A couple of weeks ago the Tall Boy and I flew off to Australia.
|Media is the drug of the cattle class.|
First stop after escaping customs at Melbourne was my uncle's home.
We had a cuppa and then a tour of his wonderful cavern-like music room which is full of all the kinds of equipment required to create the layers to make music CDs.
Next was a stroll to a lunch-time spot, then a post-lunch walk around the local wetlands area that, since the breaking of the drought, has filled with water and has been slowly filling up with more and more birds.
I doubt we'd have seen more than one or two, but when you're with TB, suddenly they seem to appear. Almost all were new to me.
|Malcolm Creek Wetlands, Craigieburn, Melbourne.|
|Pretty little Red-rumped Parrots (Psephotus-haematonotus)|
|There's a hole in my tree, Eliza, Eliza...|
|...and a rainbow lorikeet in it, nesting.|
|Red wattlebird (Anthochaera carunculata)|
The Australian Wood Duck with its pretty patterned plumage is common throughout, but rather special in that it seems to have no living close relatives.
There was apparently one contender that in the late C17th was spotted within 100 miles from where I live in New Zealand, but before it could be properly identified, it became extinct*. What a sad story! This duck (Finsch's Duck) used to be the most common duck in New Zealand, weighed about twice the Aussie wood duck, and was probably flightless.

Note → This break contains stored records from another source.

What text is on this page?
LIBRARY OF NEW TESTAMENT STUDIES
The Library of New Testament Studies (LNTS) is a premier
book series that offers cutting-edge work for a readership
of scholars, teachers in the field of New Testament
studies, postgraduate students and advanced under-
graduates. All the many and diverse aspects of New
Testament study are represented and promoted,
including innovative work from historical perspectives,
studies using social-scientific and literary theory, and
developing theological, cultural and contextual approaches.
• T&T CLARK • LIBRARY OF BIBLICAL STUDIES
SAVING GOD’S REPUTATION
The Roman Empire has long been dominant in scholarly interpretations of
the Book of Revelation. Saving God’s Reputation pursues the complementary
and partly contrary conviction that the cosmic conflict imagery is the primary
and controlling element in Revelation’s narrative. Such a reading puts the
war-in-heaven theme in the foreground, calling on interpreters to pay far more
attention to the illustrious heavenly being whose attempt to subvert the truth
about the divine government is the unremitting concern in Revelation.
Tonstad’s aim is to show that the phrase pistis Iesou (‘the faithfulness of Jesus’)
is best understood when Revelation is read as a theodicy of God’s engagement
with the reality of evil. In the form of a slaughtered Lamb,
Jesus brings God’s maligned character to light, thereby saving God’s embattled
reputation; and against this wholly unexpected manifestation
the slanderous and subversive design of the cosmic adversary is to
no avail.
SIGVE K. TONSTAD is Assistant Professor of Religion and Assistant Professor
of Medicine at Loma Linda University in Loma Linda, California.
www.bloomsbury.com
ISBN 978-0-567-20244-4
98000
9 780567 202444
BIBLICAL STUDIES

|Wood Ducks (Chenonetta jubata)|
|Australian raven (I think)|
We had a lovely evening meal with the family, and the next day were taken as far as Moonee Ponds (where the famous Dame Edna Everage previously lived as an average Australian housewife) railway station to continue our travels into Melbourne city.

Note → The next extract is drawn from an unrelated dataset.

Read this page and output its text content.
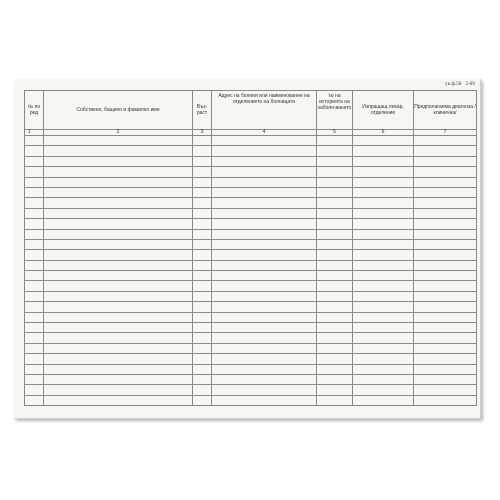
ук.ф.50 2-69
№ по ред	Собствено, бащино и фамилно име	Въз-раст	Адрес на болния или наименование на отделението на болницата	№ на историята на заболя-ването	Изпращащ лекар, отделение	Предполагаема диагноза /клинична/
1	2	3	4	5	6	7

Just before we piled into the car, I noticed a spooky hairy creature on the trunk of the tree in the front garden. I was sure it was a gigantic tarantula but on examining the camera images I was taking, it seemed to be a mass of black caterpillars huddled together.
My Aunt has identified these as sawfly larvae. Probably the Steel-blue species. If it is these, I'm glad I didn't climb up and get too close and annoy them, as they are also known as 'Spitfires', because they eject an irritating substance from their mouths when disturbed.